Genere: Fusion

Quello che colpisce ad un primo ascolto è la qualità del suono: mi è capitato raramente di ascoltare un'opera prima di una band con una tale maturità espressiva. Chiariamo subito che il dischetto in questione è uscito nel lontano 1975, ad opera di 4 ragazzotti texani di belle speranze.

All'epoca l'album passò pressochè inosservato, ma quando il chitarrista della band (un tale Eric Johnson: vi dice qualcosa questo nome?) divenne una superstar della sei corde, partì anche la riscoperta agiografica dei suoi primi passi musicali. Va detto comunque che gli Electromagnets erano una vera e propria leggenda nell'ambito underground dell'epoca, e ascoltanto questo piccolo capolavoro si capisce subito il perchè. In Italia sono quasi sconosciuti, per quanto mi risulti, e la cosa non va affatto bene. Premetto che io la fusion non l'ho mai amata in modo particolare, ma con questo album è tutta un'altra storia.

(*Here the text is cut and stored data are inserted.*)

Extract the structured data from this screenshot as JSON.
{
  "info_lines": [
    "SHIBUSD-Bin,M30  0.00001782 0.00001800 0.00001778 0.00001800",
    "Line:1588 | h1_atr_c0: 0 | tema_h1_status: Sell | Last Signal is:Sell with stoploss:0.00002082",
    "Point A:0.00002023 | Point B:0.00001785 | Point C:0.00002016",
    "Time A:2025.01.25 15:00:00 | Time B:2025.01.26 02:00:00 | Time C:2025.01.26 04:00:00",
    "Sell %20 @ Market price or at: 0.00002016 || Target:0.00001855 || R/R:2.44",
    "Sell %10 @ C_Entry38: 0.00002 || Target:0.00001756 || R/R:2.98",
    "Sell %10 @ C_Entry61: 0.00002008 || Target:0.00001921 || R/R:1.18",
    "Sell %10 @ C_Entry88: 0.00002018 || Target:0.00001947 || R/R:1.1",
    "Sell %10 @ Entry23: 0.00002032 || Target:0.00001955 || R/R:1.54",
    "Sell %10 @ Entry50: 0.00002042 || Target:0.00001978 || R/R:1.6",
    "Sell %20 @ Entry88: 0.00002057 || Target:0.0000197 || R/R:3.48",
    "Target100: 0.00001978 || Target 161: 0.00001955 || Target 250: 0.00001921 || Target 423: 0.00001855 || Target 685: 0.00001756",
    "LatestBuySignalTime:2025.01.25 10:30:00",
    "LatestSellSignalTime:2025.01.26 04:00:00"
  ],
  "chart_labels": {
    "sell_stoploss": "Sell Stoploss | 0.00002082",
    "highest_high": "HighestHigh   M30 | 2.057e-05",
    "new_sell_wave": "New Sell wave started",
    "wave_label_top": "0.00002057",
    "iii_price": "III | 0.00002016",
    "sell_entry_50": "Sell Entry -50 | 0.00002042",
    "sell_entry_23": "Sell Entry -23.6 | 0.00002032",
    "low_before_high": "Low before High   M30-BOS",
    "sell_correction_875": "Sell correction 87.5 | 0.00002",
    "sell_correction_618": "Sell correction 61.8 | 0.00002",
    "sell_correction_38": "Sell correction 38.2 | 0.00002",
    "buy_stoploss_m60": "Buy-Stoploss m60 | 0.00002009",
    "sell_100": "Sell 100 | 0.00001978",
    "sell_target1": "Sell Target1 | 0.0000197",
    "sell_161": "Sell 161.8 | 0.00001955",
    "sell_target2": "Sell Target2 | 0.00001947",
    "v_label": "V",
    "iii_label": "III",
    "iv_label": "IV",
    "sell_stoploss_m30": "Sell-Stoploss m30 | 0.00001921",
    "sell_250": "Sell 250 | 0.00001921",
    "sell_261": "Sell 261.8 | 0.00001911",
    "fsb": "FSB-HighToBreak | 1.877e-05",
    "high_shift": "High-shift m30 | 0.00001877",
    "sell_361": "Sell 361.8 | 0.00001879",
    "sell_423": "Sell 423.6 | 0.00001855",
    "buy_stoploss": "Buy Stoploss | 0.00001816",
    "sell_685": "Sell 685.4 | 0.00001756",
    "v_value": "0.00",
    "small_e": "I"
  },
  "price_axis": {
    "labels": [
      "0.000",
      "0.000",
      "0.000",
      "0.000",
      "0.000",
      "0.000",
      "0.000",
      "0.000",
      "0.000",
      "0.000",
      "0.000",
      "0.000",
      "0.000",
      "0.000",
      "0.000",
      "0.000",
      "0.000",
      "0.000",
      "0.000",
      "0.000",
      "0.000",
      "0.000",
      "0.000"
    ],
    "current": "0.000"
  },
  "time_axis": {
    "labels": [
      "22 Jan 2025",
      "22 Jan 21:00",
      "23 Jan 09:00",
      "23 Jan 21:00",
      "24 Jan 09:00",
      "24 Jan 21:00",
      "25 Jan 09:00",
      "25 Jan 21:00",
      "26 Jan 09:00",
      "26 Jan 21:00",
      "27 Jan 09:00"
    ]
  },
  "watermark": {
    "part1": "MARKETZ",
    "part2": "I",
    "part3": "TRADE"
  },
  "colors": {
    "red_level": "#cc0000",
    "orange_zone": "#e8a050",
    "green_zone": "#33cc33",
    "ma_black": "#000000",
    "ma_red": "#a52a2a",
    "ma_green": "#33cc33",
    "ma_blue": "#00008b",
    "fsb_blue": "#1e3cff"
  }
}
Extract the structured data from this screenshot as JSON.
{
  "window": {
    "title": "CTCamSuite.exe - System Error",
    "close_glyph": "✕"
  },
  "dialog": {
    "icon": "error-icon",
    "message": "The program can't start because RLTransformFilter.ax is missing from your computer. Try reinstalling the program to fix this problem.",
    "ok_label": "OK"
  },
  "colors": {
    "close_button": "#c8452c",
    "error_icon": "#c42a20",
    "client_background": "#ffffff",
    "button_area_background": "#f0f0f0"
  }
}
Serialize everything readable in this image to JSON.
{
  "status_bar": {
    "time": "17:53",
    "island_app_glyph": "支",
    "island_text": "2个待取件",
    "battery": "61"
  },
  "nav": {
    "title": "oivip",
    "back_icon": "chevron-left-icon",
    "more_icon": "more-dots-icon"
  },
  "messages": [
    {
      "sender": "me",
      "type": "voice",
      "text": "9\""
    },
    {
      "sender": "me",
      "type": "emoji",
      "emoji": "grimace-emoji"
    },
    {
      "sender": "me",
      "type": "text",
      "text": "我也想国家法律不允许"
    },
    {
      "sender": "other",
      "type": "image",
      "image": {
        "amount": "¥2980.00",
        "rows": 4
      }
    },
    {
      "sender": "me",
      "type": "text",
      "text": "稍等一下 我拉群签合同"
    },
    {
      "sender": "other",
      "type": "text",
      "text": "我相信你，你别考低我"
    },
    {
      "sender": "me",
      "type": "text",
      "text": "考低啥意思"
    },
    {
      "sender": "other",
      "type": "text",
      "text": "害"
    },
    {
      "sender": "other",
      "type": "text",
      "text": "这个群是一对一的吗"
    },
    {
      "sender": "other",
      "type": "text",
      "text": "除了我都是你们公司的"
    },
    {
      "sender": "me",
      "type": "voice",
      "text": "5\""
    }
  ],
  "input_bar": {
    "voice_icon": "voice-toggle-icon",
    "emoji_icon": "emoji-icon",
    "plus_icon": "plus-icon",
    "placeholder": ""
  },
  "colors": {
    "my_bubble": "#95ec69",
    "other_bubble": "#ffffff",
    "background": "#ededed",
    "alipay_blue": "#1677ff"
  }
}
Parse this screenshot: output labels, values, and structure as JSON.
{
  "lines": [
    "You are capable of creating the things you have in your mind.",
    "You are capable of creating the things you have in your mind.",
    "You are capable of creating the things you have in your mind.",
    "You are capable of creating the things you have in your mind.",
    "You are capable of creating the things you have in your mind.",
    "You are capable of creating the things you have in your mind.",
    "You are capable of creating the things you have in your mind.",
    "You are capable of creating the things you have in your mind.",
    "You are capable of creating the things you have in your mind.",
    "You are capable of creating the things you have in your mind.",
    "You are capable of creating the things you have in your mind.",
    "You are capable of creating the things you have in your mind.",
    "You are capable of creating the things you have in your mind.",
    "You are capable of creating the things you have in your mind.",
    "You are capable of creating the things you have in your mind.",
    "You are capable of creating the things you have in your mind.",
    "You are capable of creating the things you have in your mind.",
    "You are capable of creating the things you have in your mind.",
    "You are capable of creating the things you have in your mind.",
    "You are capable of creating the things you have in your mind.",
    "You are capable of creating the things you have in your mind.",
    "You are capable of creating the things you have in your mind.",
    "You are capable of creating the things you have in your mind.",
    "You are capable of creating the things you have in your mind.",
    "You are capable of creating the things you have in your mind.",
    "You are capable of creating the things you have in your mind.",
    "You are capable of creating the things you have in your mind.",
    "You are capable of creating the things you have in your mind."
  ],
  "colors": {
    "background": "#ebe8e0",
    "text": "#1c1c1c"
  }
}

Ok, il suono dicevamo: cristallino, solare, compatto, riesce a trasmettere un tale senso di identità da lasciare spiazzato l'ascoltatore. Ogni strumento traccia con decisione il suo colore che sfuma alla perfezione in un'unica tela bianca, fino a diventare un colore perfettamente uniforme, quello degli Electromagnets. "Hawaian Punch" entra in maniera molto soft, e introduce alla perfezione l'ascoltatore nel mondo di Eric Johnson e soci. La situazione si fa più onirica con "Motion", per riprendere poi groove e velocità con "Dry Ice", brano in cui basso e batteria dominano alla grandissima. "Blackhole" si presenta come un jazzato bello dritto, in cui Eric Johnson fa il bello e il cattivo tempo con lick raffinati e pulitissimi, quando non si accontenta di emozionarci con il semplice suono di una singola nota. "Salem" ci lascia un po' spiazzati: le atmosfere sono più solari, i suoni più colorati e poi, a sorpresa, entra la voce: una voce protagonista in silenzio, che s'inserisce alla perfezione nella costruzione complessa e armoniosa del brano.

D'obbligo citare "Crusade", ultimo pezzo dell'album, che si dilata in divagazioni dai toni e dai colori multiformi. In chiusura poi due bonus tracks live (perlomeno nella versione che ho io dell'album) che testimoniano non solo la strabiliante capacità tecnica del gruppo, ma anche lo splendido feeling che questi quattro texani riuscivano a sprigionare durante i loro concerti. In sintesi un disco che va ascoltato, non solo per l'altra qualità delle composizioni, degli arrangiamenti e dell'esecuzione di ogni singolo brano, ma anche perchè trasmette in maniera chiara e cristallina un'idea di musica sicuramente molto interessante. Devo dire che questa consapevolezza, negli album successivi di Eric Johnson è talmente definita che a volte mi ha quasi spaventato, ma non avrei mai creduto che fin dal suo esordio avesse avuto una visione musicale tanto potente. Nei primi anni '70, su un muro di Castle Creek si poteva leggere "the 'Magnets are the best fuckin' band in the world".

Per carità, non sarà stato il famoso "clapton is god" della Londra di fine anni '60, però è una frase che trasmette molto bene lo stupore e l'emozione che questa fantastica band riusciva a trasmettere.